Abstract

To characterize risk and temporal trends for preeclampsia and related outcomes by maternal age. Deliveries to women aged 15 to 54 years in the 1998 to 2014 National Inpatient Sample who had a diagnosis of preeclampsia, eclampsia, or both were included in the analysis. Age was categorized as 15 to 17, 18 to 24, 25 to 29, 30 to 34, 35 to 39, 40 to 44, and 45 to 54 years. The primary outcome was temporal trends in preeclampsia based on maternal age. Secondary outcomes analyzed included risk for severe maternal morbidity. The proportion of women with preeclampsia aged 15 to 24 years decreased from 42.3% in 1998 to 30.1% in 2014, while preeclampsia among those 30 to 54 years increased from 32.9 to 43.7%. Preeclampsia risk increased for all groups over the study period. Risk for severe morbidity by age group with and without transfusion was "U-shaped," with risk highest for women 18 to 24 and 40 to 54 years.
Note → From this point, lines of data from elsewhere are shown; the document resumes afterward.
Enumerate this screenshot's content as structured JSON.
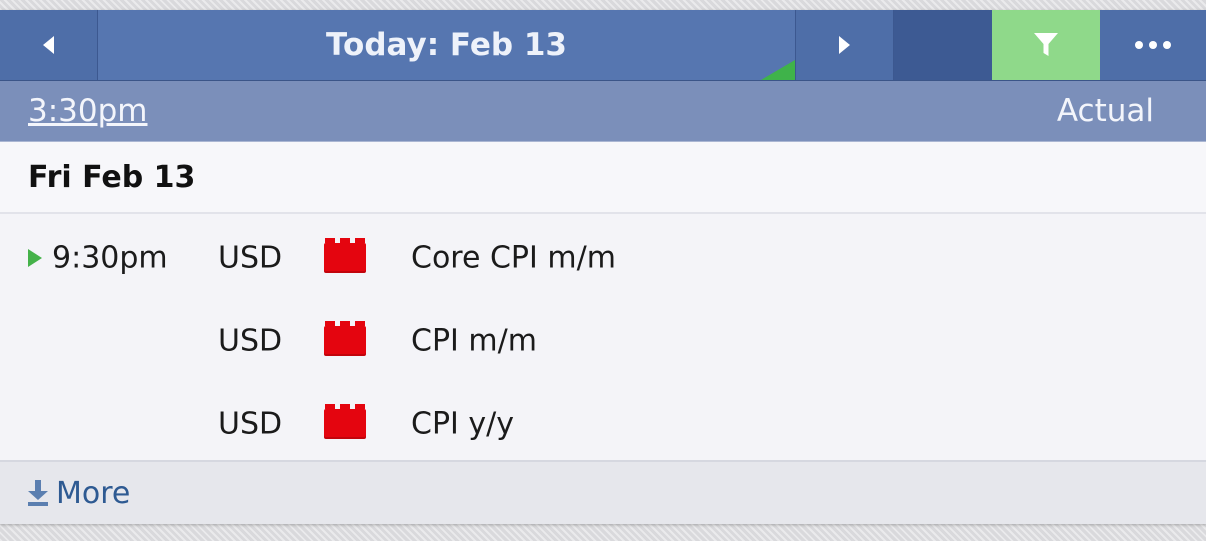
{
  "toolbar": {
    "title": "Today: Feb 13",
    "accent_color": "#8fd98a"
  },
  "subheader": {
    "time": "3:30pm",
    "column_label": "Actual"
  },
  "date_header": "Fri Feb 13",
  "events": [
    {
      "time": "9:30pm",
      "currency": "USD",
      "impact": "high",
      "impact_color": "#e4050f",
      "name": "Core CPI m/m",
      "current": true
    },
    {
      "time": "",
      "currency": "USD",
      "impact": "high",
      "impact_color": "#e4050f",
      "name": "CPI m/m",
      "current": false
    },
    {
      "time": "",
      "currency": "USD",
      "impact": "high",
      "impact_color": "#e4050f",
      "name": "CPI y/y",
      "current": false
    }
  ],
  "footer": {
    "more_label": "More"
  },
  "icons": {
    "prev": "chevron-left-icon",
    "next": "chevron-right-icon",
    "filter": "filter-icon",
    "more": "more-dots-icon",
    "upcoming": "play-icon",
    "impact": "high-impact-icon",
    "download": "download-icon"
  }
}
The risk for abruption, acute renal failure, acute heart failure or pulmonary edema, and stroke was lowest for women aged 15 to 24 years and increased in a "dose-dependent" manner with increasing maternal age. In contrast, eclampsia risk was highest for women aged 15 to 17 years. With a changing demographic profile of preeclampsia, older women accounted for an increasing proportion of preeclampsia and related adverse outcomes.